To find the maximum area, we can substitute the values of L and W into the area equation:
Area = L × W
Area = 5 × 5
Area = 25 square meters
Thus, the maximum area that can be enclosed with the given garden edging is 25 square meters.
To find the dimensions of the rectangular garden with the greatest area that Sarah can enclose with 20m of garden edging, we can use calculus. Let's assume that the width of the rectangular garden is x meters.
- Step 1: Express the perimeter of the rectangular garden in terms of x.

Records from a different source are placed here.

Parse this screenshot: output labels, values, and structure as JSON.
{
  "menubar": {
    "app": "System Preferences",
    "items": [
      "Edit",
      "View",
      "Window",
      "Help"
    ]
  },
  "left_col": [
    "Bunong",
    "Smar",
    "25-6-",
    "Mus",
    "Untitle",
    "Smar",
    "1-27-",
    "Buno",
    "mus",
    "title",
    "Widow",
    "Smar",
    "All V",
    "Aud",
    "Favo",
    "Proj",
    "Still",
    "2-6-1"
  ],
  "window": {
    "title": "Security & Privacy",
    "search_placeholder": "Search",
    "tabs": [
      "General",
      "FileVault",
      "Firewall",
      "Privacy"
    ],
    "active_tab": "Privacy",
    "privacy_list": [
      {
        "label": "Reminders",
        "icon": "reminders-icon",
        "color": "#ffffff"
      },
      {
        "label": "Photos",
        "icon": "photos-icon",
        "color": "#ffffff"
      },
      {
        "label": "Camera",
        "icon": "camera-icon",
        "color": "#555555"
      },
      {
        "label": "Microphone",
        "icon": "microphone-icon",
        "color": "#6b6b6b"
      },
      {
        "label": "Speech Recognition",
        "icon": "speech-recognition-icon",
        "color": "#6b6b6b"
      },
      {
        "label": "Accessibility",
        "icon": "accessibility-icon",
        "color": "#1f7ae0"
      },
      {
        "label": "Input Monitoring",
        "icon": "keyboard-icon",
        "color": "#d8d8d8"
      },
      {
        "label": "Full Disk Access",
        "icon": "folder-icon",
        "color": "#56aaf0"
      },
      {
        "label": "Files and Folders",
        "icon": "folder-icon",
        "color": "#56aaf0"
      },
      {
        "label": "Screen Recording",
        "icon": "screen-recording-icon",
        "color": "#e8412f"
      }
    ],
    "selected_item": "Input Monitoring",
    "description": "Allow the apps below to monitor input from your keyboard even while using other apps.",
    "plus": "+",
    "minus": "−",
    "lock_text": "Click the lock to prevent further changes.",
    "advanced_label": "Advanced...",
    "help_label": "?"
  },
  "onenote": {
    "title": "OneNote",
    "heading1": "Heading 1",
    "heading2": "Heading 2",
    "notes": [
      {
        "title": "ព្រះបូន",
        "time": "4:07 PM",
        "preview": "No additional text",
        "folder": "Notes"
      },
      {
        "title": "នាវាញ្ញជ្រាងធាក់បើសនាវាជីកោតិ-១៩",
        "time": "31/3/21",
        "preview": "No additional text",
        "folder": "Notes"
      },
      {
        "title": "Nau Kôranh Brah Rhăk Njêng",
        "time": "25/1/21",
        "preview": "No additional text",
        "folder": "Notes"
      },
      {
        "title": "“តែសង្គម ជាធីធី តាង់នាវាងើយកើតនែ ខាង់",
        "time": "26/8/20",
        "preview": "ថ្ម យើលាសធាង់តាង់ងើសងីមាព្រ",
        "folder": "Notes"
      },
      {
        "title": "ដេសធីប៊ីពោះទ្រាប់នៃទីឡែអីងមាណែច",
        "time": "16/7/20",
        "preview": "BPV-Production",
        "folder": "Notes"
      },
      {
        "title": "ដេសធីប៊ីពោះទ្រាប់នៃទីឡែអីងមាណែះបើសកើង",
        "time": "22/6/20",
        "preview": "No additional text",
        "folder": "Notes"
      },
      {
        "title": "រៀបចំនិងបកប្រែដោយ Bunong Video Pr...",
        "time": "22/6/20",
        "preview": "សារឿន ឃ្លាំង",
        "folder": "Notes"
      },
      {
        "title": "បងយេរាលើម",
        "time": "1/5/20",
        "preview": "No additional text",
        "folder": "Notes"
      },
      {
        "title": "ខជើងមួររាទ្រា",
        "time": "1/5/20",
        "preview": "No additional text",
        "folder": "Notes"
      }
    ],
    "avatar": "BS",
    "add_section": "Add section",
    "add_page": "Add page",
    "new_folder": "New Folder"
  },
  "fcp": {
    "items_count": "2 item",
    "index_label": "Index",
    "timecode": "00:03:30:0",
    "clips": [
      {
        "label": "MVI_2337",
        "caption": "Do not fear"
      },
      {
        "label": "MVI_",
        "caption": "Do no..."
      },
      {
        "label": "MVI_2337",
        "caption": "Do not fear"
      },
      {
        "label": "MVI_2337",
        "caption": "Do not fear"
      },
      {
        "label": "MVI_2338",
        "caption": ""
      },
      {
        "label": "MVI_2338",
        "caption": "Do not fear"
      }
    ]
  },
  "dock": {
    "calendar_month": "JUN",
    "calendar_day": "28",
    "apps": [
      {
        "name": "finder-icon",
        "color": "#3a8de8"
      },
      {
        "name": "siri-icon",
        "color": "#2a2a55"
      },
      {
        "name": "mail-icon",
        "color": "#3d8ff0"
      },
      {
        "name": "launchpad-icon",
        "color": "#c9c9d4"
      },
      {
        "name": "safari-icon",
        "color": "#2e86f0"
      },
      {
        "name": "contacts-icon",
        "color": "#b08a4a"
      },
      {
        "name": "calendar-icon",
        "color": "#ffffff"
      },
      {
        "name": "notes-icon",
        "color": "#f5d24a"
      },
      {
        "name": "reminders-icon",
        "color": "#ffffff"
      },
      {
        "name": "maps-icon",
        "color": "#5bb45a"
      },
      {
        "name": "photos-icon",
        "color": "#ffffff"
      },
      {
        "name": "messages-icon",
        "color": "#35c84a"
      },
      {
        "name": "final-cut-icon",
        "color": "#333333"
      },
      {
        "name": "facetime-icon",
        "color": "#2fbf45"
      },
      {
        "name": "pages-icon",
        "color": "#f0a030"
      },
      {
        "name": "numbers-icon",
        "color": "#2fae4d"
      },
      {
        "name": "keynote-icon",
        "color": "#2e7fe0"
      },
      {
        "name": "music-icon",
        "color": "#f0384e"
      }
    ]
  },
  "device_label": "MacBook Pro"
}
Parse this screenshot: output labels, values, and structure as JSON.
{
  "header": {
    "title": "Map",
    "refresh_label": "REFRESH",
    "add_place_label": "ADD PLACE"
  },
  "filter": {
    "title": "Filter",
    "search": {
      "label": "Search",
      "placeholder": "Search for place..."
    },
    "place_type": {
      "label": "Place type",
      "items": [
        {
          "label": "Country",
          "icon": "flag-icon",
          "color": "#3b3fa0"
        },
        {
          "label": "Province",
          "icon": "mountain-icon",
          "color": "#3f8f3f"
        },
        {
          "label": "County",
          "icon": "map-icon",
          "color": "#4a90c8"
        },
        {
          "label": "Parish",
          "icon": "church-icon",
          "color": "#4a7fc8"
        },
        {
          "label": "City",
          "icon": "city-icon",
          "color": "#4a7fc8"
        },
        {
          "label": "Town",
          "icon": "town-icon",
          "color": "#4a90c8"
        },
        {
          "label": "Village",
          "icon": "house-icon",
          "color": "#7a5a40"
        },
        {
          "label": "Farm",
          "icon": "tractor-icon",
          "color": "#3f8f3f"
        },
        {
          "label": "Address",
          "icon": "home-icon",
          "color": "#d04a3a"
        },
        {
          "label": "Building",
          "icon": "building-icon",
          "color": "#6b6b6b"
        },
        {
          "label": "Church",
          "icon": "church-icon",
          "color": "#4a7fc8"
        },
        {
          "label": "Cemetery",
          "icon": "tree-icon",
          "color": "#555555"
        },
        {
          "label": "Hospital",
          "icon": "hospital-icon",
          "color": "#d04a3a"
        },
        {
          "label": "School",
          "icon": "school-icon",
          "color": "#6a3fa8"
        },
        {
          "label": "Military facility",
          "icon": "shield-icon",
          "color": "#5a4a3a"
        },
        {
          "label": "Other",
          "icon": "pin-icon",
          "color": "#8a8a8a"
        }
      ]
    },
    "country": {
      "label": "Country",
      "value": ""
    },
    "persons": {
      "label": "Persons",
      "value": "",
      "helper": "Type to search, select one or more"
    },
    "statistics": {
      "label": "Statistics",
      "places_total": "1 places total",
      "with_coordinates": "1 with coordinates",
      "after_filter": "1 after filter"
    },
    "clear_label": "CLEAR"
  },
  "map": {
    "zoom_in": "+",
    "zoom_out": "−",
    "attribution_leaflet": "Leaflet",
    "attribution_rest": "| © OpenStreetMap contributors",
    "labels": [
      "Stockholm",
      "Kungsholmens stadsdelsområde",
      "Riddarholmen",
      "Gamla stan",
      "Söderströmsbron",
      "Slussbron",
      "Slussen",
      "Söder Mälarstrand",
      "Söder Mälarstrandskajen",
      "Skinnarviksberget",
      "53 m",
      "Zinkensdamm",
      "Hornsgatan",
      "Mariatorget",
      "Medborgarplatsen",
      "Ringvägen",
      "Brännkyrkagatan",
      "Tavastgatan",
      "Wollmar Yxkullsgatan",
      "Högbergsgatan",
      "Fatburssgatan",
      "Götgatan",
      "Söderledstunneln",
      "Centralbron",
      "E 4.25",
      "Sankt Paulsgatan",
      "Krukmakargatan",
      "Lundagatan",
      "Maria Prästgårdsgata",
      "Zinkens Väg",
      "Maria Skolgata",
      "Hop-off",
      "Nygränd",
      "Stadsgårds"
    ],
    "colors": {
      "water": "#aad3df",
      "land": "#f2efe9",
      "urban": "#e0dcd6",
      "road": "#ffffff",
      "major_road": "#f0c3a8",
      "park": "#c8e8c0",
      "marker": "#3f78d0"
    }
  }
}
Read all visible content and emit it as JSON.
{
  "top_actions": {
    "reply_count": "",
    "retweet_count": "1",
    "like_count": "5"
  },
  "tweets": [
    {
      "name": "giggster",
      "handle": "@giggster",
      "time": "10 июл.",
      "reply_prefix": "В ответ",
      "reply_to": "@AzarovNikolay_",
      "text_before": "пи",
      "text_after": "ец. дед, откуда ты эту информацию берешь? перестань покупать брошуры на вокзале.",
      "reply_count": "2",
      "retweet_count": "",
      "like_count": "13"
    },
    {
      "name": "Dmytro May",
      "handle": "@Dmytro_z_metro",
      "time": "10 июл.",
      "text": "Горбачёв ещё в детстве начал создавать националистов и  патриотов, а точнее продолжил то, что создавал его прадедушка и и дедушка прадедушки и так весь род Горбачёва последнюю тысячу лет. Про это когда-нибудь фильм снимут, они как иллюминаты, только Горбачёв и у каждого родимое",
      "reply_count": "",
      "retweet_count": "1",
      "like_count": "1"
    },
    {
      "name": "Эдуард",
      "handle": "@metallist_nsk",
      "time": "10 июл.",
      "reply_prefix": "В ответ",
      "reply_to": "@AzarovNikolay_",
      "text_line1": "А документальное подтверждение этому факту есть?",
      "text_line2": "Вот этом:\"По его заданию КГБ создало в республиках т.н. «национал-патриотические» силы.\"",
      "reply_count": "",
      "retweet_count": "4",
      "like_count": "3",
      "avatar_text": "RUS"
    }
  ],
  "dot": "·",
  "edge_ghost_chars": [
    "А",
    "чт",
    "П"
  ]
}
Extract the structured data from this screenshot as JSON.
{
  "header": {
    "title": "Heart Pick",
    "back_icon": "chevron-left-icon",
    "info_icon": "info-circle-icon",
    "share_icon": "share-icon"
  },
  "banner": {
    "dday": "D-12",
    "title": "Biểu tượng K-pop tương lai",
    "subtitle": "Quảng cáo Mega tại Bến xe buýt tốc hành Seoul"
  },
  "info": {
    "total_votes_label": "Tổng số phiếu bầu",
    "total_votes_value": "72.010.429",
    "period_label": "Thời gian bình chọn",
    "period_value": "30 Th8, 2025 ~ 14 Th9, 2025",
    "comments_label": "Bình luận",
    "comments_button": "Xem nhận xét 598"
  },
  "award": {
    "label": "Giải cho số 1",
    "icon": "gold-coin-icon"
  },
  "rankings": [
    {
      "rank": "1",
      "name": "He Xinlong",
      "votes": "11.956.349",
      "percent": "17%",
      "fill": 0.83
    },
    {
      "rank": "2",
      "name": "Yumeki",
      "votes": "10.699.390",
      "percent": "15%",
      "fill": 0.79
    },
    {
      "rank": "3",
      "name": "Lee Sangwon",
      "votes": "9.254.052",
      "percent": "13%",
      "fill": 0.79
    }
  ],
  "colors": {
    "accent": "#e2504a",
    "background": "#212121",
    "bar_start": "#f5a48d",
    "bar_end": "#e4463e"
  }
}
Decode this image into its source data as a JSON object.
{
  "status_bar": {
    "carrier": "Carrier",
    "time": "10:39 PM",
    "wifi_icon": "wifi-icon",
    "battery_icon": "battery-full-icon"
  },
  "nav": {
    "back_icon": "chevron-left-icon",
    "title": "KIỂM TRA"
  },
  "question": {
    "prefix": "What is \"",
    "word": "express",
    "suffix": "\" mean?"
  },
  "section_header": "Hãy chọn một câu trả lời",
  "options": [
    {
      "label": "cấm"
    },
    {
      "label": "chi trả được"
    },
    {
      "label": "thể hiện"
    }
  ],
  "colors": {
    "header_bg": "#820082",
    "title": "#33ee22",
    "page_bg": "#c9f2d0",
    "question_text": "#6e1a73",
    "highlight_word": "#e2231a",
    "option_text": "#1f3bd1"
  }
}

- The perimeter is given by P = 2(length + width) = 2(x + length).
- Since we know that the perimeter is 20m, we can write this as 20 = 2(x + length), or x + length = 10.
- Step 2: Express the area of the rectangular garden in terms of x.
- The area is given by A = length * width = length * x.
- We can rewrite this using the relationship x + length = 10 as A = x(10 - x) = 10x - x^2.
- Step 3: Find the derivative of the area function to find critical points.
- We differentiate the area function A = 10x - x^2 with respect to x: dA/dx = 10 - 2x.
- Step 4: Set the derivative equal to zero and solve for x to find the critical points.
- Setting 10 - 2x = 0, we find that x = 5.
- Step 5: Determine the maximum area.
- To determine whether the critical point is a maximum or minimum, we can take the second derivative of the area function.
- The second derivative is d^2A/dx^2 = -2.
- Since the second derivative is negative, the critical point x = 5 corresponds to a maximum.
Therefore, the width of the rectangular garden is x = 5 meters, and the length is 10 - x = 10 - 5 = 5 meters. Hence, the dimensions of the rectangular garden with the maximum area that can be enclosed with 20m of garden edging are 5m x 5m.
To calculate the maximum area, substitute x = 5 into the area function: A = 10(5) - (5)^2 = 50 - 25 = 25 square meters.
So, the maximum area that Sarah can enclose with 20m of garden edging is 25 square meters.